Featured Cornflower Cup & Saucer

Discussion in 'Pottery, Glass, and Porcelain' started by DonnaW, Dec 8, 2023.

  1. DonnaW

    DonnaW Member

    Hello Everyone,

    Hoping someone can help me to identify this Cup and saucer. Unfortunately, I no background information on this set because it was part of a collection in an auction.
    The pattern seems to very familiar for some reason.
    I think it may be an Asian tea set...not sure...Also, the maker's mark is impressed, however, I am not able to make out any of (what appears to be) very faint blue letters on the bottom of the middle impression. They could be characters that look like letters. The first two look like the letter "S" and "K".

  2. Bakersgma

    Bakersgma Well-Known Member

    Hello, Donna. I have collected a few pieces in this style called "stick spatter." I have both English and Belgian pieces. I don't see this as Asian.
    Figtree3, kentworld, cxgirl and 3 others like this.
  3. DonnaW

    DonnaW Member

    Hi Bakersgma - Honestly I wasn't able to tell by the mark on the bottom of the bowl because at first I thought it was a number "4". I was lost after that. I will search again under the keywords you provided....thanks so much!!
    cxgirl likes this.
  4. DonnaW

    DonnaW Member

    One question if you don't mind please...Are you able to dertermine an approximate age range on this? Thank you :happy:
    Figtree3 and cxgirl like this.
  5. Debora

    Debora Well-Known Member

  6. DonnaW

    DonnaW Member


    Hi Debora, You are the BEST!!!! THank you so very much! I've been searching for the longest time on this piece. And of course, now that you say Sewell, I can all of a sudden see it! haha.. Thank you again! :):woot:
    cxgirl, johnnycb09 and Debora like this.
  7. say_it_slowly

    say_it_slowly The worst prison is a closed heart

    I don't know if you've found information on Sewell or not but this has some. I'd say yours would fit lustreware.

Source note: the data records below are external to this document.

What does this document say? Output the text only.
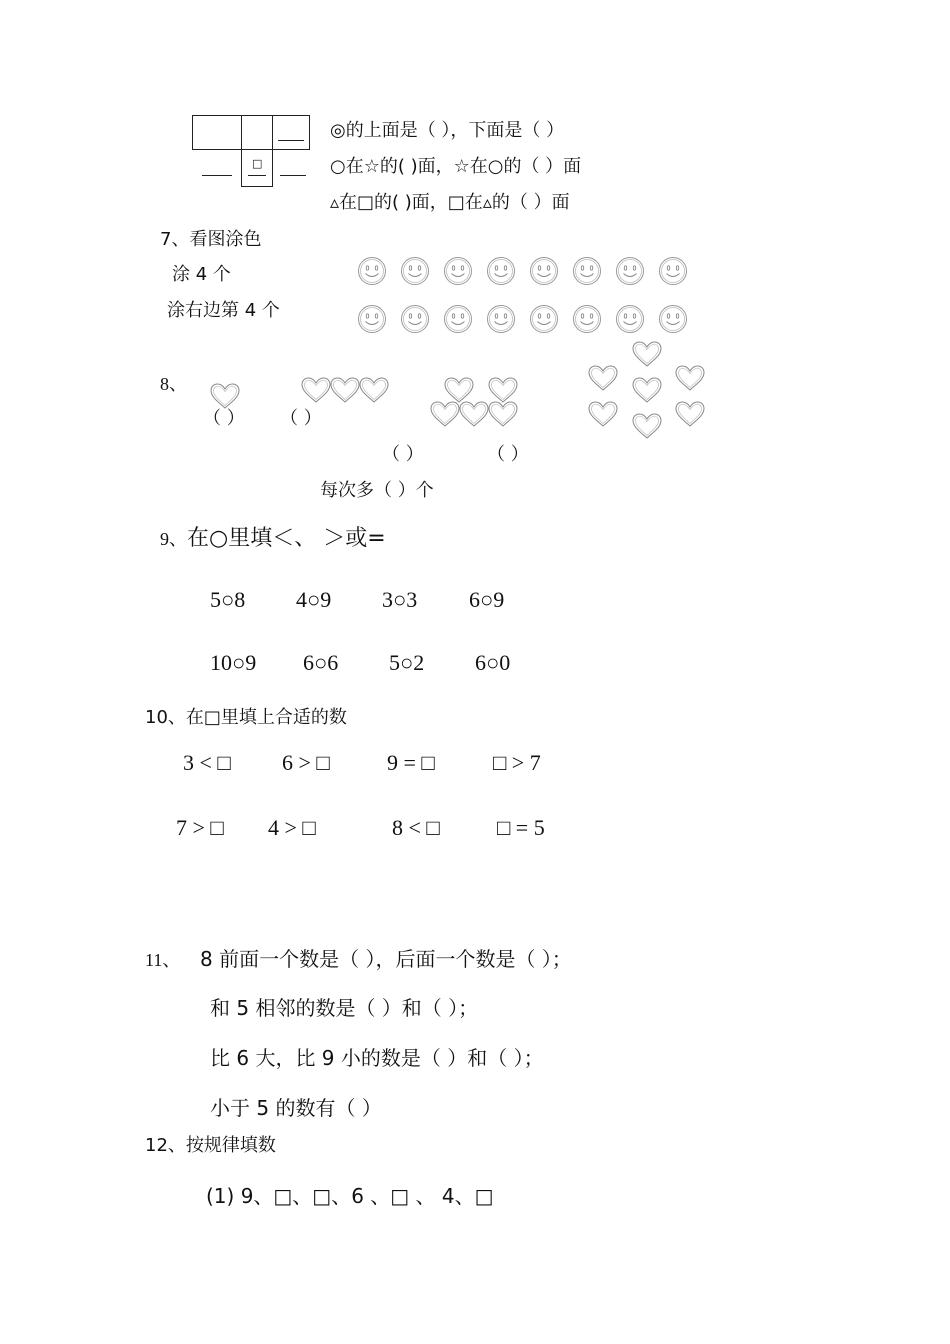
□
◎的上面是（ ），下面是（ ）
○在☆的( )面，☆在○的（ ）面
▵在□的( )面，□在▵的（ ）面
7、看图涂色
涂 4 个
涂右边第 4 个
8、
（ ） （ ）
（ ）	（ ）
每次多（ ）个
9、在○里填＜、 ＞或=
5○8 4○9 3○3 6○9
10○9 6○6 5○2 6○0
10、在□里填上合适的数
3 < □ 6 > □	9 = □	□ > 7
7 > □ 4 > □	8 < □	□ = 5
11、 8 前面一个数是（ ），后面一个数是（ ）；
和 5 相邻的数是（ ）和（ ）；
比 6 大，比 9 小的数是（ ）和（ ）；
小于 5 的数有（ ）
12、按规律填数
(1) 9、□、□、6 、□ 、 4、□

    "The pottery at St. Anthony's was established in 1780, possibly built by Thomas Lewins. James King & Co who were also interested in several glass works, were probably the first lessees and potters. In May 1784 the pottery was damaged by fire. In 1786 James King was bankrupt. In 1787 Chatto and Griffith took over the lease, but William Chatto was bankrupt by 1795. William Huntley took over. In 1800 the pottery changed hands again, taken over by Foster and Cutter. St Anthony's Pottery was bought by Joseph Sewell from Foster and Cutter around 1821. He made earthenware, creamware, queen's ware and gold, silver and pink lustreware, pierced wicker baskets and filigree plates. Sewell had a flourishing trade with the continent, principally in pink lustreware jugs. The firm's successors were Sewell and Donkin (from 1821) and Sewell and Company (from 1853). They also made transfer-printed wares, doll's tea sets. Creamware tea and coffee sets, printed with black or red Danish motifs, such as buildings in Copenhagen or Elsinore, scenes or portraits, were exported to the continent. When the company closed in 1878 some of the stock was bought by J. Wood of the Stepney Pottery"
    Last edited: Dec 9, 2023
  8. DonnaW

    DonnaW Member


    Thank you so very much S.I.S.!!
    The hard part for me was trying to determine the type of pottery this is. You all have been such a blessing in providing such wonderful details. I am very grateful for the kind people on this fantastic website! Thank you again! :happy:
    Figtree3, cxgirl, komokwa and 2 others like this.